Some Christmas shoppers have it all wrapped up by the 1st of December, while others are still rushing around on Christmas Eve. Then there are the bargain hunters who scour the web for the best deals. We also know those family shoppers who take their time to find tjust the perfect gift for a loved one, and the Bohemians who will splash out on the latest shiny trinkets. Businesses that can tell the difference between types of people online, and adapt their advertising and marketing approaches accordingly, can gain a significant competitive edge.

What drives Christmas shoppers?

Many brands and retailers will be facing Christmas with a mixture of excitement and fear. Excitement comes for all the sales opportunities the season brings, and fear emerges for profit margins, as discounts and offers are rolled out to fight off the competition.

Of course, price is not the only deciding factor for customers and prospects. Every consumer – offline and online – is a living and breathing human being with a lifetime of experiences and a distinctive set of character traits. Personality is a key shaper of consumer behaviour, playing a huge role in governing how people respond to products, brands, advertising, promotions, onsite design, selection, pricing and much more besides. But with little or no way of understanding the personalities of shoppers streaming past the tills or browsing the website, brands and retailers can only try to outshout – or out-discount – the competition.

Using technology for customer understanding

Technologies that improve the ability to identify online visitors have helped brands and retailers to enhance their segmentation and tailor their marketing approaches accordingly. But conventional data can only reveal what online customers are doing, where and when – not who they are or what will appeal to them. Brands and retailers want to know how different kinds of people respond to their advertising, and their true buying motivations. The ultimate aim is to reach prospects on an emotional level, so that they become customers not just for Christmas, but for life.

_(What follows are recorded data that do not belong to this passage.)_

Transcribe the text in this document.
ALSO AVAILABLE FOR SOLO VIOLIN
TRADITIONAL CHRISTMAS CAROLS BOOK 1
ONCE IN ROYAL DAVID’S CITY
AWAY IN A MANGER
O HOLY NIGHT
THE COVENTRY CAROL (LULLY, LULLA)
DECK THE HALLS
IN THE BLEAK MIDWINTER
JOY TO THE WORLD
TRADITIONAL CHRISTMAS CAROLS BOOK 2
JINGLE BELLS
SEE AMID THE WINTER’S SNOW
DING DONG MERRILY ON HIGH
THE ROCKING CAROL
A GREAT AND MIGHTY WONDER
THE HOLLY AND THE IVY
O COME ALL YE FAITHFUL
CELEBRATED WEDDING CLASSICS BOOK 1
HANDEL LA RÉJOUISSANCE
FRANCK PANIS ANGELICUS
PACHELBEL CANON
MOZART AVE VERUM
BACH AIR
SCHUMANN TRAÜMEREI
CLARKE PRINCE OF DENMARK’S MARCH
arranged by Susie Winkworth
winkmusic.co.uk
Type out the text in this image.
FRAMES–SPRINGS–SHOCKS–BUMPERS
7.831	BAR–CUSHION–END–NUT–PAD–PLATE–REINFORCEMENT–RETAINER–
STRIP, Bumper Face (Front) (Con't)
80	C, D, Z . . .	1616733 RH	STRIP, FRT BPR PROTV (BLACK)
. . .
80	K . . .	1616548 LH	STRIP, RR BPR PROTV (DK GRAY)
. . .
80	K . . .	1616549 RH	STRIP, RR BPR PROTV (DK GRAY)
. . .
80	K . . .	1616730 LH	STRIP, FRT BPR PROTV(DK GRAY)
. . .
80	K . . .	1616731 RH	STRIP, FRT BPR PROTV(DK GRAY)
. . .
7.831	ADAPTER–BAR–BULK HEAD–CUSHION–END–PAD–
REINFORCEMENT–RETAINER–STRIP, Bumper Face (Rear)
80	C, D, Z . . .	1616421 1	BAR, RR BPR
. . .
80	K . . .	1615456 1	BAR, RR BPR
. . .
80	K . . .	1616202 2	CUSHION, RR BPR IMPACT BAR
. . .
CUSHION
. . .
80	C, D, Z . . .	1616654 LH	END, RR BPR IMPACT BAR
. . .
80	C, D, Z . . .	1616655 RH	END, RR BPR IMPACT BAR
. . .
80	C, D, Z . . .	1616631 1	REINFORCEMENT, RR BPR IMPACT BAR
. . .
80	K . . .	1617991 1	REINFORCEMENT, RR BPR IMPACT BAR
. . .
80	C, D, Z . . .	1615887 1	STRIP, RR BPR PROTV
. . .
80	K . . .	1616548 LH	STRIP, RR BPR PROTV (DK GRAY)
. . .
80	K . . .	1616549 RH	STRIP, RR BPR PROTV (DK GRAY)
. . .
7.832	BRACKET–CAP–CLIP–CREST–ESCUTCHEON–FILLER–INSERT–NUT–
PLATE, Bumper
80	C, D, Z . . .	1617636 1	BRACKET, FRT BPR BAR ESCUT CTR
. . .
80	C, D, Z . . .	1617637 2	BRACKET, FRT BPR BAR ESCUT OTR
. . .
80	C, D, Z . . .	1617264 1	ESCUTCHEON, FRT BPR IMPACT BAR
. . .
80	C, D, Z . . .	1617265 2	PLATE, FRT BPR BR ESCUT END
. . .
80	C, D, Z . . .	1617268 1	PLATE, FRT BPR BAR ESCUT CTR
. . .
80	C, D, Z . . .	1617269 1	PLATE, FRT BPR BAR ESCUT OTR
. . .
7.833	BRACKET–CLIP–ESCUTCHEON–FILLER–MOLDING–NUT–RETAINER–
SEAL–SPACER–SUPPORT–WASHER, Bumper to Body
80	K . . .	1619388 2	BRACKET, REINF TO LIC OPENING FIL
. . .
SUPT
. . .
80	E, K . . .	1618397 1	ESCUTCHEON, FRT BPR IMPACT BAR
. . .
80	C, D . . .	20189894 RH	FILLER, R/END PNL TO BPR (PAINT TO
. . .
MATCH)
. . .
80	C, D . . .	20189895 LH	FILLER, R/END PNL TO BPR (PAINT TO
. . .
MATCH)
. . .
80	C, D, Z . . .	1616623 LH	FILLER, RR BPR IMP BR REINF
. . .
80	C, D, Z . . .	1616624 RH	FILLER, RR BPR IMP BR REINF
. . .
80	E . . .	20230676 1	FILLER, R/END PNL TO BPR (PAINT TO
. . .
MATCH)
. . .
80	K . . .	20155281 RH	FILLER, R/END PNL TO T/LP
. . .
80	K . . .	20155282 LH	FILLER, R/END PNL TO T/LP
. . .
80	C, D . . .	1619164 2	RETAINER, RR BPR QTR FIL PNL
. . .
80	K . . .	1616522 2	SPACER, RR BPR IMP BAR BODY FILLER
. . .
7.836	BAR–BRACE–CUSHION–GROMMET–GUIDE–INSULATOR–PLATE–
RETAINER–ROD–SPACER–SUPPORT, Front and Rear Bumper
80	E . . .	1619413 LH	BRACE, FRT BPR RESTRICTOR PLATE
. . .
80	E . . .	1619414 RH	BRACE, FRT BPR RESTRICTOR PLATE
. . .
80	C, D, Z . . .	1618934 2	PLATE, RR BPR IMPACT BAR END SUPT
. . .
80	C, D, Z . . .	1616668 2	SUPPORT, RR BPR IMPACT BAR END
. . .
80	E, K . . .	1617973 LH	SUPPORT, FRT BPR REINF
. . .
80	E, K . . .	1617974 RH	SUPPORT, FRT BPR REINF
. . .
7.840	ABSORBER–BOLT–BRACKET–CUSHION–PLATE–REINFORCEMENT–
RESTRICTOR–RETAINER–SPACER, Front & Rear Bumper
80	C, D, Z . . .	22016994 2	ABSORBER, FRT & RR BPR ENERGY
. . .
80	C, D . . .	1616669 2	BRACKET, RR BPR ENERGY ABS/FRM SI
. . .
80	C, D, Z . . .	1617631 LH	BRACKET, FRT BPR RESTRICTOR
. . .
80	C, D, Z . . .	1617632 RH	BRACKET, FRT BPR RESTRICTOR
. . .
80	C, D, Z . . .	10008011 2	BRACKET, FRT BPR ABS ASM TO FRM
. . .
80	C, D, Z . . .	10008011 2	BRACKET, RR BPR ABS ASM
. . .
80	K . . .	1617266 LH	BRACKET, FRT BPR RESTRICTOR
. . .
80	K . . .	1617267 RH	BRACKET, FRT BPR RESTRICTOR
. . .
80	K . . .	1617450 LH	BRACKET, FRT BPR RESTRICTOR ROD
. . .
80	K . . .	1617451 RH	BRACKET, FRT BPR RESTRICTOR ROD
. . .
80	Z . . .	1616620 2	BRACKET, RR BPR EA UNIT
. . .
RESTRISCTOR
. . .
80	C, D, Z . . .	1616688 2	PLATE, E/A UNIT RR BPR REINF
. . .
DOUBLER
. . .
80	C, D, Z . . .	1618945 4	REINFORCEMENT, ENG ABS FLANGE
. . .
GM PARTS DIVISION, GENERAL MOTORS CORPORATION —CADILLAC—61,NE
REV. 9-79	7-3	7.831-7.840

New approaches are now emerging that can provide a much broader picture of each online consumer, including insight into their psychology. As a result, a growing number of brands and retailers are now taking their first steps into a new world of market segmentation based on what truly motivates people and on what drives their purchasing behaviour. Researchers in psychology have spent decades building rich models based on the “Big Five” personality factors – Openness, Conscientiousness, Extraversion, Agreeableness and Neuroticism.

By determining accurate personality profiles for a statistically significant group of known web users, then comparing their web browsing and purchasing habits with those of unknown users, it is possible to accurately infer the personalities of the second group of people. In the normally anonymous online world, this provides unprecedented insight into the likely behaviour and motivations of web visitors.

By using real-time analytics on big data, brands and retailers can see the personalities of online customers and prospects, monitor how they respond to different marketing and advertising approaches, determine the best messaging and approach for each type of customer, and then reach out to new – previously unknown – prospects using intelligent search and retargeting.

Understanding visitor personalities means that brands and advertisers can provide content, messages and offers that are relevant, personalised and meet the emotional needs of customers and prospects. Emotion is a major factor in both impulse-buying decisions and long-term brand loyalty. Knowing how Christmas shoppers feel – about a particular advertising campaign, a set of products or the service they receive – can help businesses ensure maximum competitive differentiation. Most personality types like being sold to, so long as the product or service is relevant to their needs and presented at the right time.

By gathering and using data about the personalities of otherwise unknown online consumers, brands and advertisers can move beyond marketing that appeals to utilitarian concerns around pricing and product selection, and instead appeal to people’s aspirations, self-image and dreams. Naturally, there is less competition and more margin in the second category.

This Christmas represents a huge opportunity not only for delighting existing customers and converting prospects, but also for gaining valuable insights into their year-round buying propensity. As this is the busiest few weeks of the year for most consumer businesses, it offers the prospect of capturing the equivalent of months of data revealing the correlations between purchasing behaviour and visitor personality. When Christmas 2015 comes around, businesses that took the opportunity to determine the personalities of online consumers will have the information they need to create even more compelling customer journeys and experiences.